We’ve beaten the innovation out of CIOs at many companies. We want them to be risk mitigators, not innovators. People are afraid to be associated with any failure. They buy IT from vendors that are safe choices. They know they’re overspending, yet they do it anyway. Cloud computing is an opportunity to break that cycle.

How can a CIO change this situation?

Some have CEOs who have gone to them and said, “I want you to do this.” Others have to claw to get a meeting with the CEO every month.

The best thing they could do is get out from under the CFO. Go to your CEO and say, “I want to report to you.” Make sure the CFO doesn’t stand in the way. Some CIOs will get fired for doing that. Others will get a chance.

What are the ­ingredients for ­innovating with IT?

First, a forward-thinking CIO who is very cognizant of what they’re getting from their vendors. The shocking thing about corporate IT is that without realizing it, 85 percent to 90 percent of the IT spend is with a vendor, including outsourcers and the staff you buy from them.

Why is that bad?

When you’re spending 90 percent of your money with a vendor, you have only a sliver left for [internal] talent—yet it’s with your own internal talent that you can innovate. There’s very little left for CIOs to innovate with.

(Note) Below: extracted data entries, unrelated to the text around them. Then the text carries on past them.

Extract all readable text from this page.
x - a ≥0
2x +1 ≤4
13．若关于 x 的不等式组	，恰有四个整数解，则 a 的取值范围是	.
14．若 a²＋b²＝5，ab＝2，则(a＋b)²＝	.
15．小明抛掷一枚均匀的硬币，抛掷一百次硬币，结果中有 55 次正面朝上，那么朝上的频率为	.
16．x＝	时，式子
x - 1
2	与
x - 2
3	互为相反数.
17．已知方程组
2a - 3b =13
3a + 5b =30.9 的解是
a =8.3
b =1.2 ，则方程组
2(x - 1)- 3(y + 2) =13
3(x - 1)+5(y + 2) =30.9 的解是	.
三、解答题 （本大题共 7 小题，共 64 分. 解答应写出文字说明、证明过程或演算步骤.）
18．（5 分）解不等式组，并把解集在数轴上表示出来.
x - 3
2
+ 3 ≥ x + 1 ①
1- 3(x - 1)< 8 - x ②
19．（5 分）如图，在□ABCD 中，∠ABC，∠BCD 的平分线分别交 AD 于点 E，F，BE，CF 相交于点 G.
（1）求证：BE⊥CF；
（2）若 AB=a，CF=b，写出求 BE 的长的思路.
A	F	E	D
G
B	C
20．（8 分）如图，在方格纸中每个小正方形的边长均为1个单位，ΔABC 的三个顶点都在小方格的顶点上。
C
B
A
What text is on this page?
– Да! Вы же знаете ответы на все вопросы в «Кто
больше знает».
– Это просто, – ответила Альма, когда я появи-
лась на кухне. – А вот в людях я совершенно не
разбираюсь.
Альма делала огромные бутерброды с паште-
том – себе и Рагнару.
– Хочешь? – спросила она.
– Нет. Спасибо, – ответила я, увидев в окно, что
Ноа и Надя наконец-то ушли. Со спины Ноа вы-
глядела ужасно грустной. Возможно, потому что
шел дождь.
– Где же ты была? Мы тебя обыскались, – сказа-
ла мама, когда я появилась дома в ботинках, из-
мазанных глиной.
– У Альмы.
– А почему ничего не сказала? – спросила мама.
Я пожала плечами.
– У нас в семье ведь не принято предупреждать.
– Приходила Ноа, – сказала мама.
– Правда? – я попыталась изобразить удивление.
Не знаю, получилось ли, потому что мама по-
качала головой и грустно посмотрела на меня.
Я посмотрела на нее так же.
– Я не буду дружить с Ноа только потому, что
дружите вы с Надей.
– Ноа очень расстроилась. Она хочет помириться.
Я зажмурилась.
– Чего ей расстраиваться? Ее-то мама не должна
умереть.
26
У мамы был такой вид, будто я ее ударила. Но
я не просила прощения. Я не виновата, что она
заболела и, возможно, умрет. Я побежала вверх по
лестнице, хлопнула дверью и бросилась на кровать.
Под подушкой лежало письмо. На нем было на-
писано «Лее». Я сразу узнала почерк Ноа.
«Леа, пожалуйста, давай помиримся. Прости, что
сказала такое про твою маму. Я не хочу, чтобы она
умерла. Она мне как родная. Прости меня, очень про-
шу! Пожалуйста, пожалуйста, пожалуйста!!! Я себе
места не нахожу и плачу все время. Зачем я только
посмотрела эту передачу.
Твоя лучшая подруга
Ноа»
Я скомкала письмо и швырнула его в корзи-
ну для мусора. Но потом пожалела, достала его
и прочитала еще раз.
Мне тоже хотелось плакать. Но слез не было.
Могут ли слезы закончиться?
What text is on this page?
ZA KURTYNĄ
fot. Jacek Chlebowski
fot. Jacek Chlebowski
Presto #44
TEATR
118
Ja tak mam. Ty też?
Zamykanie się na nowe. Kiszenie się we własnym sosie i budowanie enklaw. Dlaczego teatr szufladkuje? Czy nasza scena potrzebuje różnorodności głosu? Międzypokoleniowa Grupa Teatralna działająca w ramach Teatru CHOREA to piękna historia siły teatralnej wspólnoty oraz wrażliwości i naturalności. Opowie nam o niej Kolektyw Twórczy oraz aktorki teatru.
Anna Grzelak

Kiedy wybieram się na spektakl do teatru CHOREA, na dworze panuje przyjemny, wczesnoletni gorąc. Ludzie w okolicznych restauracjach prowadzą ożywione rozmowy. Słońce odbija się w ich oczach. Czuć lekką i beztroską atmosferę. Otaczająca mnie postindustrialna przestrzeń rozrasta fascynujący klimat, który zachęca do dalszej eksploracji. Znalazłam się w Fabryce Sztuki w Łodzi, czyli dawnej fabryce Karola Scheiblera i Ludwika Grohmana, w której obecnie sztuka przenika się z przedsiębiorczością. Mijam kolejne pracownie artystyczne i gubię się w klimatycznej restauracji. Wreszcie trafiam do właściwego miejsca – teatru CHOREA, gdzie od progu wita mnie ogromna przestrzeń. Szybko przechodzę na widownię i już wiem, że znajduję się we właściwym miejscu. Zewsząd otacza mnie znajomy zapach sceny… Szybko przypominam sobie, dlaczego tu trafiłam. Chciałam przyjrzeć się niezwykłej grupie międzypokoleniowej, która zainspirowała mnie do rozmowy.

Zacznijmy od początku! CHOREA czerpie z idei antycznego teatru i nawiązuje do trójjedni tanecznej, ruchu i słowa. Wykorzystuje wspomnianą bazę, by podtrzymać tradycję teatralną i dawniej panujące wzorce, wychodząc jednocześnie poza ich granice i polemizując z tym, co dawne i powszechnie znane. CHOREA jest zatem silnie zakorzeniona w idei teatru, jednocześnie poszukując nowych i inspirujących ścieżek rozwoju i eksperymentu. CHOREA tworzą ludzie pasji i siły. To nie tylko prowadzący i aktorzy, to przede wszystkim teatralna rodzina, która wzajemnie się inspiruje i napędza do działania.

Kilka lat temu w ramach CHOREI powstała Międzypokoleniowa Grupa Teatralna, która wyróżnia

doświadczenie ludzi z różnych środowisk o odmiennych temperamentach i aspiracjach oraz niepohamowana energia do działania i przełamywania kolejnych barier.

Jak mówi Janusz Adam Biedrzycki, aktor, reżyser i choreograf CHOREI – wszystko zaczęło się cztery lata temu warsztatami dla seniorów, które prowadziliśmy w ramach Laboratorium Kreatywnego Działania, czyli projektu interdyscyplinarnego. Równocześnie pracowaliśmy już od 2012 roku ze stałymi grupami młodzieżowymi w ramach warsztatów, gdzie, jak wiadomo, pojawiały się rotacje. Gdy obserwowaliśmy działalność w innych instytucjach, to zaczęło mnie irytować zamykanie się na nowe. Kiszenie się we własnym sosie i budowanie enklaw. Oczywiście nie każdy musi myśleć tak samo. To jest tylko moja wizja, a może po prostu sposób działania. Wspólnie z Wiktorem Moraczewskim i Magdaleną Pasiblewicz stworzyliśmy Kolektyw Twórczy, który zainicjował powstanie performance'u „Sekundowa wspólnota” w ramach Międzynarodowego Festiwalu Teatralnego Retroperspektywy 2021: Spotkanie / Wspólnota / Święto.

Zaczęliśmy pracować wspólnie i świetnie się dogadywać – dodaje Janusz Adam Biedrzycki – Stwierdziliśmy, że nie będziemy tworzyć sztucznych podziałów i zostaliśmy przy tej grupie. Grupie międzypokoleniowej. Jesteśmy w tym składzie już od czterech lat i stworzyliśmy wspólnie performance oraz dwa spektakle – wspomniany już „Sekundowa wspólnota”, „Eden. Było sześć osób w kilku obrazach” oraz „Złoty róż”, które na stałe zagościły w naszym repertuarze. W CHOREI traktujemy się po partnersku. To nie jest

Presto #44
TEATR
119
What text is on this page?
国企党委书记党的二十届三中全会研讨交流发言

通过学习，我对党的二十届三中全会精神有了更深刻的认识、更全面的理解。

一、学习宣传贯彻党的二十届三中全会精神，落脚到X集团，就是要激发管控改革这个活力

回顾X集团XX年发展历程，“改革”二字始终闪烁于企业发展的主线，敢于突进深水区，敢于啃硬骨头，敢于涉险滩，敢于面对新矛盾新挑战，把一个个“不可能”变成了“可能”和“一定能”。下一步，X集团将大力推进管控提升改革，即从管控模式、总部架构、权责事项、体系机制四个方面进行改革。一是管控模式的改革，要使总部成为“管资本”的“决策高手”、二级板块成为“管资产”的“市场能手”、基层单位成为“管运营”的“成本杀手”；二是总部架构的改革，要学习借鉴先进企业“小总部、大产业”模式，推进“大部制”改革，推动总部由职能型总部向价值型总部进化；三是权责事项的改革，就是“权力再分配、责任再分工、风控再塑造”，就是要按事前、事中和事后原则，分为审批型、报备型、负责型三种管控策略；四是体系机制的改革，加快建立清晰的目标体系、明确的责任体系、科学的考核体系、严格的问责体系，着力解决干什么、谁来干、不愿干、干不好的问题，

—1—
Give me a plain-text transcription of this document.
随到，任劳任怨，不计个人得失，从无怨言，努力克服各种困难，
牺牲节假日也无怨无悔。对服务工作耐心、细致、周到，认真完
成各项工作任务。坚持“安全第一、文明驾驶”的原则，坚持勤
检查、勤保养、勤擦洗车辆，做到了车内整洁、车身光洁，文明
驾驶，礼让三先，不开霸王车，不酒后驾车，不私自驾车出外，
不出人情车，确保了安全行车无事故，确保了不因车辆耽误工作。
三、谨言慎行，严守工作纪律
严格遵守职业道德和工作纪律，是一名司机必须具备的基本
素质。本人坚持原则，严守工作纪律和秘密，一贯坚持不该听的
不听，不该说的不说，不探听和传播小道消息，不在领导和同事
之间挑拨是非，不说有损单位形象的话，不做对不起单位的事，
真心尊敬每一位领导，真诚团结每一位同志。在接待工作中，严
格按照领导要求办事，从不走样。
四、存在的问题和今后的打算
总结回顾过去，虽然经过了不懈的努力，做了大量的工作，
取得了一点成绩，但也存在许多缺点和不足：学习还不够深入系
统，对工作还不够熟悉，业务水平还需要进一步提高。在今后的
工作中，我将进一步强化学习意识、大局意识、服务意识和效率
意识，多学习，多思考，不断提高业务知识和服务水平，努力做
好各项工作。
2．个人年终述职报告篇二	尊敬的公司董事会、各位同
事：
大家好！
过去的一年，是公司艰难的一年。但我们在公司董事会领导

The more progressive CIOs are saying they’ve overdone it with outsourcing and are starting to hire their own enterprise architects and business analysts and other strategic resources.

What kind of ­strategic skills are most ­important now?

Those for custom development projects in social networking, cloud computing, mobile, sensors, analytics and service-oriented architecture.

[Those who outsource ask themselves], “Should I just let IBM or whoever [run my IT]?” Now, many are saying that’s not a very smart thing. They’ve seen the results from those vendors already and they want to hold on to what could be a competitive advantage.

What other aspects of how IT works and how ­technology is bought inhibit ­innovation?

One of the problems with IT over last 10 years is that we have created routines. Send IBM a monthly check. Write Oracle an annual maintenance check. Year after year, we write those checks, like entitlements.

The cloud promise is, I can use it as I need it. That is a huge potential change in the way IT operates.

I know of one big, big website whose traffic spikes on Sunday evenings, so they get extra capacity from Amazon. An Indian company I know of does payroll by renting three hours of processing time per month from Amazon. They don’t need their own servers for that now.

[But] CIOs resist it. It’s not secure, they say. It’s not always available. CIOs say cloud vendors go down too often.

I know CIOs who haven’t run a full disaster-recovery drill for years and turn around and say that the cloud isn’t production-ready. We have a lot of hang-ups.

Vinnie Mirchandani is founder of Deal Architect, an IT negotiations advisory firm, and author of The New Polymath: Profiles in ­Compound-Technology Innovations.